Per quanto riguarda invece la seconda partizione Scritti e discorsi, essa si suddivide nelle due serie Scritti e discorsi di Weiss e Scritti di altri. Nella prima sono conservati i dattiloscritti e manoscritti di Weiss relativi al primo periodo della sua attività scientifica (in particolare alcune lezioni sulla psicoanalisi risalenti al 1930, raccolte poi nella pubblicazione Elementi di Psicoanalisi, e alcuni scritti sull'agorafobia prodotti negli anni 1932-35) e al successivo periodo americano (1939-1969). Sono presenti inoltre i dattiloscritti e i manoscritti relativi all'opera di Paul Federn Ego Psychology and the Psychoses, curata e pubblicata postuma da Weiss nel 1952. Negli Scritti di altri sono invece raccolti principalmente scritti di Ernst Federn, Paul Federn, Robert Koff e French Thomas (in particolare sulla psicosomatica), con il quale Weiss collaborò nell'ambito delle attività dell'Istituto di psicoanalisi di Chicago.

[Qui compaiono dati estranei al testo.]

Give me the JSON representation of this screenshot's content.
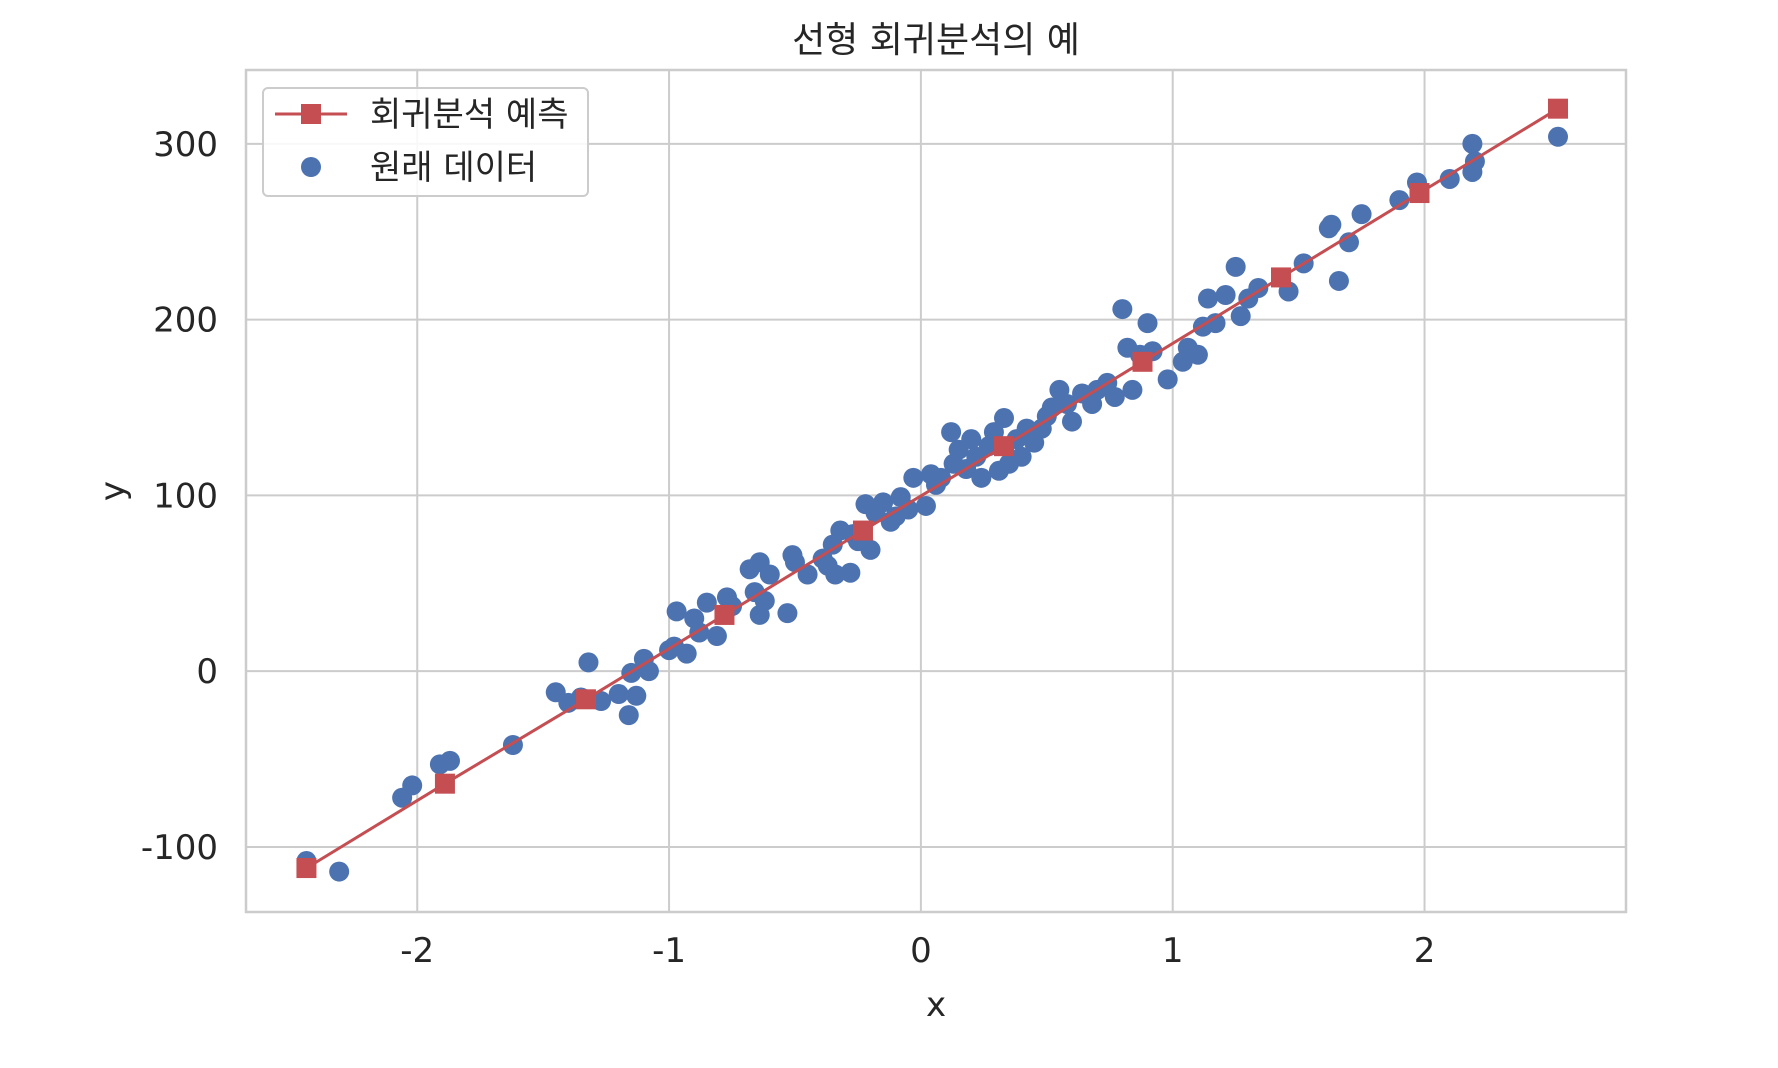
{
  "chart_data": {
    "type": "scatter",
    "title": "선형 회귀분석의 예",
    "xlabel": "x",
    "ylabel": "y",
    "xlim": [
      -2.68,
      2.8
    ],
    "ylim": [
      -137,
      342
    ],
    "grid": true,
    "legend_position": "top-left",
    "xticks": [
      -2,
      -1,
      0,
      1,
      2
    ],
    "yticks": [
      -100,
      0,
      100,
      200,
      300
    ],
    "series": [
      {
        "name": "회귀분석 예측",
        "kind": "line-marker",
        "marker": "square",
        "color": "#c44e52",
        "x": [
          -2.44,
          -1.89,
          -1.33,
          -0.78,
          -0.23,
          0.33,
          0.88,
          1.43,
          1.98,
          2.53
        ],
        "y": [
          -112,
          -64,
          -16,
          32,
          80,
          128,
          176,
          224,
          272,
          320
        ]
      },
      {
        "name": "원래 데이터",
        "kind": "scatter",
        "marker": "circle",
        "color": "#4c72b0",
        "x": [
          -2.44,
          -2.31,
          -2.06,
          -2.02,
          -1.91,
          -1.87,
          -1.62,
          -1.45,
          -1.4,
          -1.35,
          -1.32,
          -1.27,
          -1.2,
          -1.16,
          -1.15,
          -1.13,
          -1.1,
          -1.08,
          -1.0,
          -0.98,
          -0.97,
          -0.93,
          -0.9,
          -0.88,
          -0.85,
          -0.81,
          -0.77,
          -0.75,
          -0.68,
          -0.66,
          -0.64,
          -0.64,
          -0.62,
          -0.6,
          -0.53,
          -0.51,
          -0.5,
          -0.45,
          -0.39,
          -0.37,
          -0.35,
          -0.34,
          -0.32,
          -0.28,
          -0.27,
          -0.25,
          -0.22,
          -0.2,
          -0.18,
          -0.15,
          -0.12,
          -0.1,
          -0.08,
          -0.05,
          -0.03,
          0.02,
          0.04,
          0.06,
          0.08,
          0.12,
          0.13,
          0.15,
          0.18,
          0.2,
          0.22,
          0.24,
          0.27,
          0.29,
          0.31,
          0.33,
          0.35,
          0.38,
          0.4,
          0.42,
          0.45,
          0.48,
          0.5,
          0.52,
          0.55,
          0.58,
          0.6,
          0.64,
          0.68,
          0.7,
          0.74,
          0.77,
          0.8,
          0.82,
          0.84,
          0.87,
          0.9,
          0.92,
          0.98,
          1.04,
          1.06,
          1.1,
          1.12,
          1.14,
          1.17,
          1.21,
          1.25,
          1.27,
          1.3,
          1.34,
          1.46,
          1.52,
          1.62,
          1.63,
          1.66,
          1.7,
          1.75,
          1.9,
          1.97,
          2.1,
          2.19,
          2.19,
          2.2,
          2.53
        ],
        "y": [
          -108,
          -114,
          -72,
          -65,
          -53,
          -51,
          -42,
          -12,
          -18,
          -15,
          5,
          -17,
          -13,
          -25,
          -1,
          -14,
          7,
          0,
          12,
          14,
          34,
          10,
          30,
          22,
          39,
          20,
          42,
          37,
          58,
          45,
          32,
          62,
          40,
          55,
          33,
          66,
          62,
          55,
          64,
          60,
          72,
          55,
          80,
          56,
          78,
          74,
          95,
          69,
          90,
          96,
          85,
          88,
          99,
          92,
          110,
          94,
          112,
          106,
          110,
          136,
          118,
          126,
          115,
          132,
          122,
          110,
          128,
          136,
          114,
          144,
          118,
          132,
          122,
          138,
          130,
          138,
          145,
          150,
          160,
          152,
          142,
          158,
          152,
          160,
          164,
          156,
          206,
          184,
          160,
          180,
          198,
          182,
          166,
          176,
          184,
          180,
          196,
          212,
          198,
          214,
          230,
          202,
          212,
          218,
          216,
          232,
          252,
          254,
          222,
          244,
          260,
          268,
          278,
          280,
          300,
          284,
          290,
          304
        ]
      }
    ]
  }
}
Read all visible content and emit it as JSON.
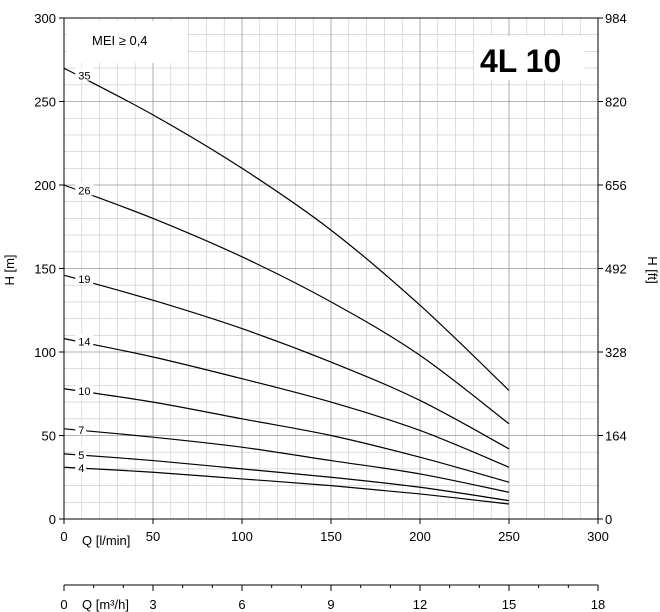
{
  "chart_data": {
    "type": "line",
    "title": "4L 10",
    "annotation": "MEI ≥ 0,4",
    "xlabel": "Q [l/min]",
    "ylabel": "H [m]",
    "y2label": "H [ft]",
    "x2label": "Q [m³/h]",
    "xlim": [
      0,
      300
    ],
    "ylim": [
      0,
      300
    ],
    "x_ticks": [
      "0",
      "50",
      "100",
      "150",
      "200",
      "250",
      "300"
    ],
    "y_ticks": [
      "0",
      "50",
      "100",
      "150",
      "200",
      "250",
      "300"
    ],
    "y2_ticks": [
      "0",
      "164",
      "328",
      "492",
      "656",
      "820",
      "984"
    ],
    "x2_ticks": [
      "0",
      "3",
      "6",
      "9",
      "12",
      "15",
      "18"
    ],
    "grid": true,
    "series": [
      {
        "name": "35",
        "x": [
          0,
          50,
          100,
          150,
          200,
          250
        ],
        "y": [
          270,
          242,
          210,
          173,
          128,
          77
        ]
      },
      {
        "name": "26",
        "x": [
          0,
          50,
          100,
          150,
          200,
          250
        ],
        "y": [
          200,
          180,
          157,
          130,
          98,
          57
        ]
      },
      {
        "name": "19",
        "x": [
          0,
          50,
          100,
          150,
          200,
          250
        ],
        "y": [
          146,
          131,
          114,
          94,
          71,
          42
        ]
      },
      {
        "name": "14",
        "x": [
          0,
          50,
          100,
          150,
          200,
          250
        ],
        "y": [
          108,
          97,
          84,
          70,
          53,
          31
        ]
      },
      {
        "name": "10",
        "x": [
          0,
          50,
          100,
          150,
          200,
          250
        ],
        "y": [
          78,
          70,
          60,
          50,
          37,
          22
        ]
      },
      {
        "name": "7",
        "x": [
          0,
          50,
          100,
          150,
          200,
          250
        ],
        "y": [
          54,
          49,
          43,
          35,
          27,
          16
        ]
      },
      {
        "name": "5",
        "x": [
          0,
          50,
          100,
          150,
          200,
          250
        ],
        "y": [
          39,
          35,
          30,
          25,
          19,
          11
        ]
      },
      {
        "name": "4",
        "x": [
          0,
          50,
          100,
          150,
          200,
          250
        ],
        "y": [
          31,
          28,
          24,
          20,
          15,
          9
        ]
      }
    ]
  }
}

La partizione Appendice è infine costituita, come si diceva, dalle carte rinvenute nell'archivio di Anna Maria Accerboni e comprende alcune lettere di Weiss allo storico della psicoanalisi Michel David, che unite alle lettere di David a Weiss, già presenti nella Corrispondenza generale, completano il carteggio tra i due. È presente infine una lettera dello psicoanalista Emilio Servadio a Weiss.